Confira como a América Latina reagiu aos terremotos na Venezuela

Os governos da região oferecem seu apoio, sem distinções ideológicas.

Os governos da América Latina e do Caribe manifestaram total solidariedade e se ofereceram para enviar equipes médicas e ajuda humanitária à Venezuela devido à tragédia causada pelos terremotos de quarta-feira (24), que já deixaram até agora mais de 160 mortos e mais de 900 feridos.

México

A presidente Claudia Sheinbaum anunciou que enviará equipes de saúde e especialistas em resgate. "Nossa solidariedade ao povo da Venezuela. O Ministério das Relações Exteriores já entrou em contato com o governo do país irmão e eu já dei instruções para que se prepare a ajuda necessária", afirmou.

Brasil

O presidente Luiz Inácio Lula da Silva manifestou "grande preocupação e consternação" com os terremotos e anunciou que instruiu o Ministério das Relações Exteriores e a Embaixada em Caracas a avaliar a situação e as medidas de assistência que possam ser adotadas.

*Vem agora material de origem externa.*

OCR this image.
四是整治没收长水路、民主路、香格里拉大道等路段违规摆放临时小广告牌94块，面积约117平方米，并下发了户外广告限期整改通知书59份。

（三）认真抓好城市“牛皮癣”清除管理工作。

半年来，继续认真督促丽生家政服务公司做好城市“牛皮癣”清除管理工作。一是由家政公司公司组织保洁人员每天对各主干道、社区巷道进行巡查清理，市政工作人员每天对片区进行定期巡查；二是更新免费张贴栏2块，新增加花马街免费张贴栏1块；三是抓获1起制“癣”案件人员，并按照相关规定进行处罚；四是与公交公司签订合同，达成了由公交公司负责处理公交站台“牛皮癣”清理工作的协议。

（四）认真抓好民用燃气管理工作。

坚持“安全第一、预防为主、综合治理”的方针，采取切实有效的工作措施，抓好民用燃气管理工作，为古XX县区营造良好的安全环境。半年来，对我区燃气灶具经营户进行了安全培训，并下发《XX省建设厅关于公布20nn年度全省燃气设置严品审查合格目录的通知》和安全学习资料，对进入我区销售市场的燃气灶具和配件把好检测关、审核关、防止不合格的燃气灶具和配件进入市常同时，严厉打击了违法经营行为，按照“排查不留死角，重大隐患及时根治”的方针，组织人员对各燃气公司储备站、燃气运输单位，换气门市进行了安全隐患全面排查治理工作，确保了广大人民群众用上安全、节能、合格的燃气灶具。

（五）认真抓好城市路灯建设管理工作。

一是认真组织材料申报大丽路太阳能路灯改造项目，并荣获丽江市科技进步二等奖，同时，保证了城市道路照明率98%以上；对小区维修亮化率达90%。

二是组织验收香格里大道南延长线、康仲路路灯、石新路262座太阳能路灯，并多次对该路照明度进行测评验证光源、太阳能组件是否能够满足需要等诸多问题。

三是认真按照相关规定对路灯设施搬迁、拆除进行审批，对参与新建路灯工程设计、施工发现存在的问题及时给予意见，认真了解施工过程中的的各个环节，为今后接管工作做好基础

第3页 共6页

"Reafirmo nossa determinação em apoiar o governo da presidente interina Delcy Rodríguez na recuperação das áreas afetadas dessa nação irmã, cujo povo tem demonstrado grande resiliência diante das adversidades", destacou.

Apoio médico e disposição para colaborar

Cuba

Do Caribe, o presidente Miguel Díaz Canel expressou suas "sinceras condolências" e toda a solidariedade ao governo e ao povo da Venezuela. "O pessoal cubano da área da saúde está cooperando ativamente na assistência às vítimas", acrescentou.

Uruguai

No sul do continente, o presidente Yamandú Orsí também manifestou sua solidariedade às autoridades e ao povo venezuelano. "Acompanhamos com atenção a evolução da situação e reiteramos nossa disposição em colaborar no que o governo venezuelano considerar necessário", afirmou.

Chile

O governo liderado por José Antonio Kast destacou sua disposição em prestar ajuda humanitária e apoio nas operações de busca e resgate, em coordenação com as autoridades venezuelanas e os mecanismos internacionais pertinentes.

Bolívia

O Ministério das Relações Exteriores do Estado Plurinacional da Bolívia reafirmou, nestes "momentos de dificuldade", sua solidariedade fraterna à Venezuela e expressou seus "mais sinceros votos" pela rápida recuperação das pessoas afetadas e pela reconstrução das áreas danificadas. "A Bolívia deseja o sucesso das operações de busca, resgate, assistência e recuperação", acrescentou.

Ajuda imediata

Equador

Na mesma linha, o presidente Daniel Noboa manifestou sua solidariedade e revelou que já havia providenciado o envio imediato de ajuda humanitária para atender à emergência.

Argentina

O presidente Javier Milei afirmou em um comunicado que acompanhava de perto a evolução da tragédia e manifestou sua disposição em colaborar com a assistência humanitária necessária, em coordenação com os organismos internacionais.

"Além das diferenças que possam existir entre nossos governos, o presidente Javier G. Milei estende a mão em solidariedade ao povo venezuelano diante de uma catástrofe natural que exige uma reação de toda a comunidade internacional", destacou.

El Salvador

Na América Central, o presidente Nayib Bukele afirmou: "Nosso coração está com o povo da Venezuela nestes momentos difíceis. Enviamos toda a nossa solidariedade e nossas orações. Força, Venezuela".

Costa Rica

O mesmo fez o governo costarricense que afirmou abraçar "de coração" o povo venezuelano "nestas horas de dor" após o terremoto. "Nossa solidariedade está com cada família afetada e com aqueles que hoje trabalham para salvar vidas e reconstruir a esperança. Vocês não estão sozinhos", destacou.